Il craint, en la suivant, d’accroistre sa colere.
Il tire à part Aurele ; et veut qu’adroit et doux
Il sçache d’elle, au moins, d’où luy naist son courroux
Contre un roy dont le ciel sçait la pure innocence ;
Qui d’elle peut souffrir tout mespris, toute offense.
L’enchanteur void sa peine ; et feignant d’ignorer
L’injurieux tourment qu’il luy fait endurer,
Laissons la s’égarer, dit-il, dans ces prairies,
Où les eaux et les fleurs flatent ses réveries.
Pour jamais l’un de l’autre il veut les écarter :
Et par divers objets il pretend l’arrester ;
Déployer à ses yeux sa superbe opulence ;
Et luy faire admirer l’éclat de sa puissance.
Ils retournent sous l’arc d’une porte à deux pans :
Puis d’un degré de jaspe ils montent les rampans.
L’œil passe en un moment par vingt portes dorées.
De mille vases d’or les chambres sont parées,
De meubles somptueux, éclatans, et divers ;
Et de cent raretez que produit l’univers.
Mais un pompeux amas de precieuses armes,
Pour les yeux de Clovis, a les plus puissans charmes.
Grand roy, dit Auberon, nous sommes mesme sang,
Issus de Clodion, ce vaillant prince franc.
Le sage roy du Mans, Rignimer fut son frere.
L’autre regne à Cambray, l’équitable Ranchaire.
S’il te naist un desir d’apprendre dans ces lieux
La source et les explois de nos braves ayeux,
Vien voir de leurs beaux faits la memoire cherie,
Peinte sur les lambris d’une ample gallerie.
Une porte d’airain s’ouvre alors en deux parts.
Le lieu vaste reçoit les avides regards.
Vers le bout éloigné, que l’œil à peine acheve,
La voûte semble basse, et le pavé s’éleve.
Le lambris qui les suit vers un but limité,
Diminuë à l’égal d’un et d’autre costé.
Là dans un beau champ d’or l’orgueilleuse sculpture
Conteste un noble prix à la docte peinture ;
Et là semblent encor paroistre sur les rangs,
Et combattre à l’envy les ancestres des francs.
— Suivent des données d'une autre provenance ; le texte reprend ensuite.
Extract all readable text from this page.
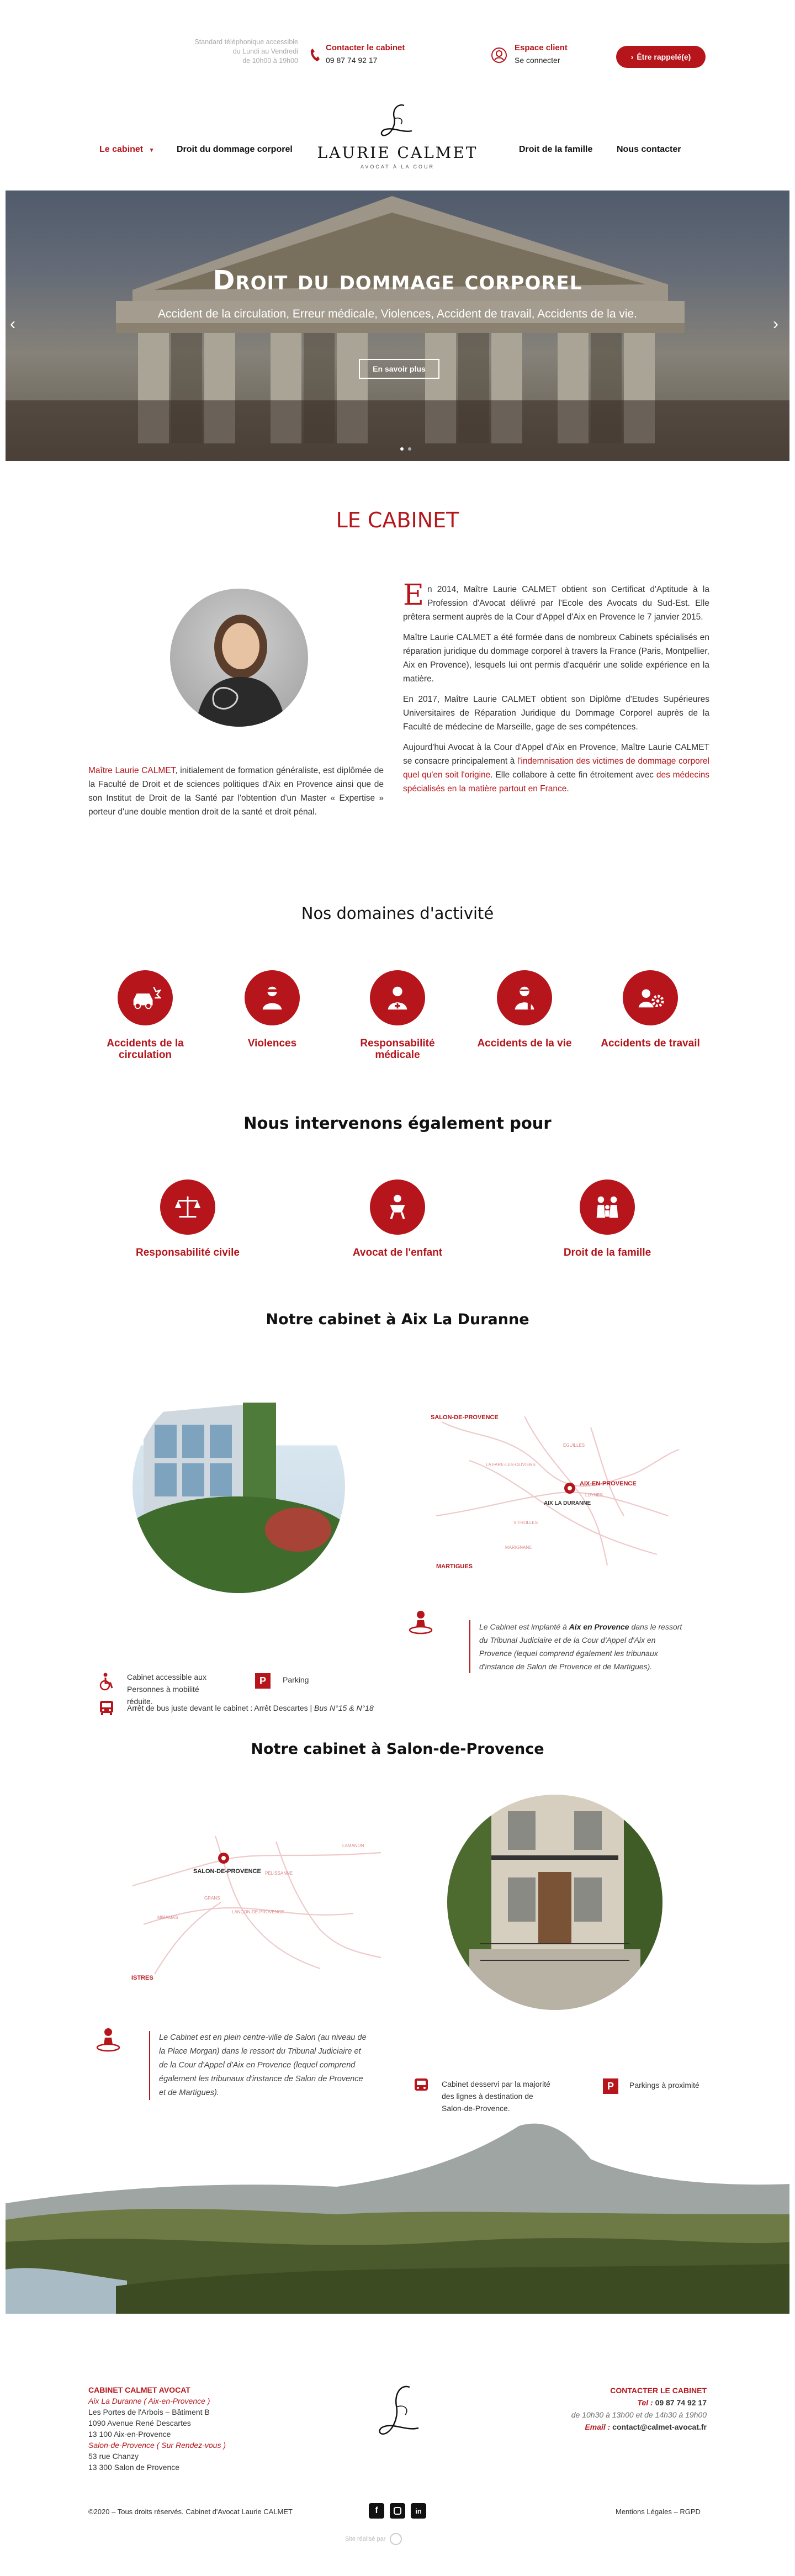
Standard téléphonique accessible
du Lundi au Vendredi
de 10h00 à 19h00
Contacter le cabinet
09 87 74 92 17
Espace client
Se connecter	› Être rappelé(e)
Le cabinet ▼	Droit du dommage corporel LAURIE CALMET
AVOCAT À LA COUR
Droit de la famille	Nous contacter
Droit du dommage corporel
Accident de la circulation, Erreur médicale, Violences, Accident de travail, Accidents de la vie.
En savoir plus
‹	›
LE CABINET
Maître Laurie CALMET, initialement de formation généraliste, est diplômée de la Faculté de Droit et de sciences politiques d'Aix en Provence ainsi que de son Institut de Droit de la Santé par l'obtention d'un Master « Expertise » porteur d'une double mention droit de la santé et droit pénal.
En 2014, Maître Laurie CALMET obtient son Certificat d'Aptitude à la Profession d'Avocat délivré par l'Ecole des Avocats du Sud-Est. Elle prêtera serment auprès de la Cour d'Appel d'Aix en Provence le 7 janvier 2015.
Maître Laurie CALMET a été formée dans de nombreux Cabinets spécialisés en réparation juridique du dommage corporel à travers la France (Paris, Montpellier, Aix en Provence), lesquels lui ont permis d'acquérir une solide expérience en la matière.
En 2017, Maître Laurie CALMET obtient son Diplôme d'Etudes Supérieures Universitaires de Réparation Juridique du Dommage Corporel auprès de la Faculté de médecine de Marseille, gage de ses compétences.
Aujourd'hui Avocat à la Cour d'Appel d'Aix en Provence, Maître Laurie CALMET se consacre principalement à l'indemnisation des victimes de dommage corporel quel qu'en soit l'origine. Elle collabore à cette fin étroitement avec des médecins spécialisés en la matière partout en France.
Nos domaines d'activité
Accidents de la circulation
Violences	Responsabilité médicale
Accidents de la vie	Accidents de travail
Nous intervenons également pour
Responsabilité civile	Avocat de l'enfant	Droit de la famille
Notre cabinet à Aix La Duranne
SALON-DE-PROVENCE
AIX-EN-PROVENCE
AIX LA DURANNE
MARTIGUES
EGUILLES
LUYNES
VITROLLES
MARIGNANE
LA FARE-LES-OLIVIERS
Le Cabinet est implanté à Aix en Provence dans le ressort du Tribunal Judiciaire et de la Cour d'Appel d'Aix en Provence (lequel comprend également les tribunaux d'instance de Salon de Provence et de Martigues).
Cabinet accessible aux Personnes à mobilité réduite.
P	Parking
Arrêt de bus juste devant le cabinet : Arrêt Descartes | Bus N°15 & N°18
Notre cabinet à Salon-de-Provence
SALON-DE-PROVENCE
ISTRES
LAMANON
PÉLISSANNE
GRANS
MIRAMAS
LANÇON-DE-PROVENCE
Le Cabinet est en plein centre-ville de Salon (au niveau de la Place Morgan) dans le ressort du Tribunal Judiciaire et de la Cour d'Appel d'Aix en Provence (lequel comprend également les tribunaux d'instance de Salon de Provence et de Martigues).
Cabinet desservi par la majorité des lignes à destination de Salon-de-Provence.
P	Parkings à proximité
CABINET CALMET AVOCAT
Aix La Duranne ( Aix-en-Provence )
Les Portes de l'Arbois – Bâtiment B
1090 Avenue René Descartes
13 100 Aix-en-Provence
Salon-de-Provence ( Sur Rendez-vous )
53 rue Chanzy
13 300 Salon de Provence
CONTACTER LE CABINET
Tel : 09 87 74 92 17
de 10h30 à 13h00 et de 14h30 à 19h00
Email : contact@calmet-avocat.fr
©2020 – Tous droits réservés. Cabinet d'Avocat Laurie CALMET	f	in	Mentions Légales – RGPD
Site réalisé par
Auberon hausse alors une verge d’ebeine,
Pour fixer le regard qui vague se promeine ;
Et sur le premier quadre à leurs yeux presenté,
Rend d’un charme innocent le monarque enchanté.
Icy, commence-t-il, est la prise fameuse
De cette ville antique, et noble, et malheureuse,
Que durant dix estez la valeur deffendit ;
Et qu’en peu de momens une fraude perdit.
Voyez de quel transport Junon ouvre les portes,
Rouge d’un vieux courroux, aux argives cohortes.
Et pallas d’autre-part, sur les troyens surpris,
Vange de sa beauté les sensibles mespris.
Vulcan armé de feux, suit leur colere ardente,
Jettant cent tourbillons de flame petillante.
Là d’un trident vangeur du parjure des rois,
Neptune rompt le mur qu’il bastit autrefois :
Et Jupiter perdant le soin de sa balance,
Laisse de leur fureur regner la violence.
Le grand cheval triomphe ; et la triste cité
Par son propre malheur se remplit de clarté.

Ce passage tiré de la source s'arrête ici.